Santiago Miret, N M Anoop Krishnan
TL;DR
This article analyzes the current limitations of applying large language models to real-world materials science (MatSci). It argues that to realize practical impact, MatSci-LLMs must be grounded in domain knowledge, capable of hypothesis generation and testing, and integrated with multi-modal, expertly curated data. The authors detail failure cases, key development challenges, and a multi-modal data-building strategy, then present a structured roadmap for end-to-end MatSci-LLM–driven discovery. They emphasize transparent, accountable deployment with ethical considerations and collaboration across publishers, industry, and academia. Collectively, the work outlines a path toward automated knowledge generation, in-silico design, and self-driving materials laboratories while noting significant hurdles to overcome.
Abstract
Large Language Models (LLMs) create exciting possibilities for powerful language processing tools to accelerate research in materials science. While LLMs have great potential to accelerate materials understanding and discovery, they currently fall short in being practical materials science tools. In this position paper, we show relevant failure cases of LLMs in materials science that reveal current limitations of LLMs related to comprehending and reasoning over complex, interconnected materials science knowledge. Given those shortcomings, we outline a framework for developing Materials Science LLMs (MatSci-LLMs) that are grounded in materials science knowledge and hypothesis generation followed by hypothesis testing. The path to attaining performant MatSci-LLMs rests in large part on building high-quality, multi-modal datasets sourced from scientific literature where various information extraction challenges persist.
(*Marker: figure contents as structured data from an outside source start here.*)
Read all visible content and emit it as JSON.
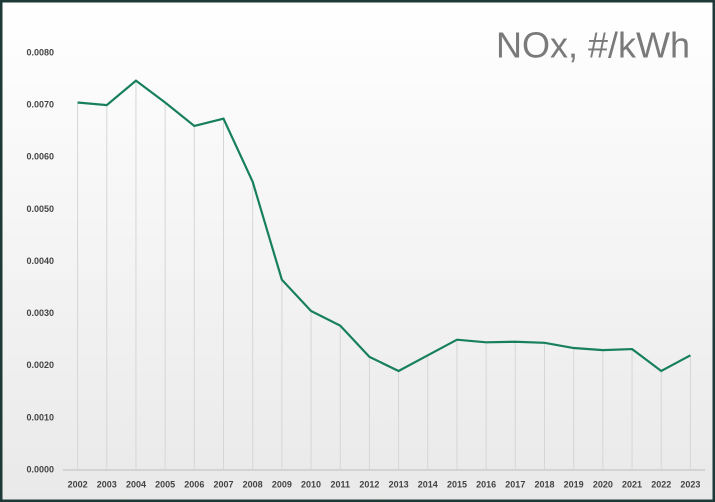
{
  "chart_data": {
    "type": "line",
    "title": "NOx, #/kWh",
    "categories": [
      "2002",
      "2003",
      "2004",
      "2005",
      "2006",
      "2007",
      "2008",
      "2009",
      "2010",
      "2011",
      "2012",
      "2013",
      "2014",
      "2015",
      "2016",
      "2017",
      "2018",
      "2019",
      "2020",
      "2021",
      "2022",
      "2023"
    ],
    "series": [
      {
        "color": "#17805a",
        "values": [
          0.00705,
          0.007,
          0.00747,
          0.00705,
          0.0066,
          0.00674,
          0.00553,
          0.00365,
          0.00305,
          0.00277,
          0.00217,
          0.0019,
          0.0022,
          0.0025,
          0.00245,
          0.00246,
          0.00244,
          0.00234,
          0.0023,
          0.00232,
          0.0019,
          0.0022
        ]
      }
    ],
    "ylim": [
      0,
      0.008
    ],
    "yticks": [
      {
        "value": 0,
        "label": "0.0000"
      },
      {
        "value": 0.001,
        "label": "0.0010"
      },
      {
        "value": 0.002,
        "label": "0.0020"
      },
      {
        "value": 0.003,
        "label": "0.0030"
      },
      {
        "value": 0.004,
        "label": "0.0040"
      },
      {
        "value": 0.005,
        "label": "0.0050"
      },
      {
        "value": 0.006,
        "label": "0.0060"
      },
      {
        "value": 0.007,
        "label": "0.0070"
      },
      {
        "value": 0.008,
        "label": "0.0080"
      }
    ],
    "drop_lines": true
  }
}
As such, we describe key materials science information extraction challenges which need to be overcome in order to build large-scale, multi-modal datasets that capture valuable materials science knowledge. Finally, we outline a roadmap for applying future MatSci-LLMs for real-world materials discovery via: 1. Automated Knowledge Base Generation; 2. Automated In-Silico Material Design; and 3. MatSci-LLM Integrated Self-Driving Materials Laboratories.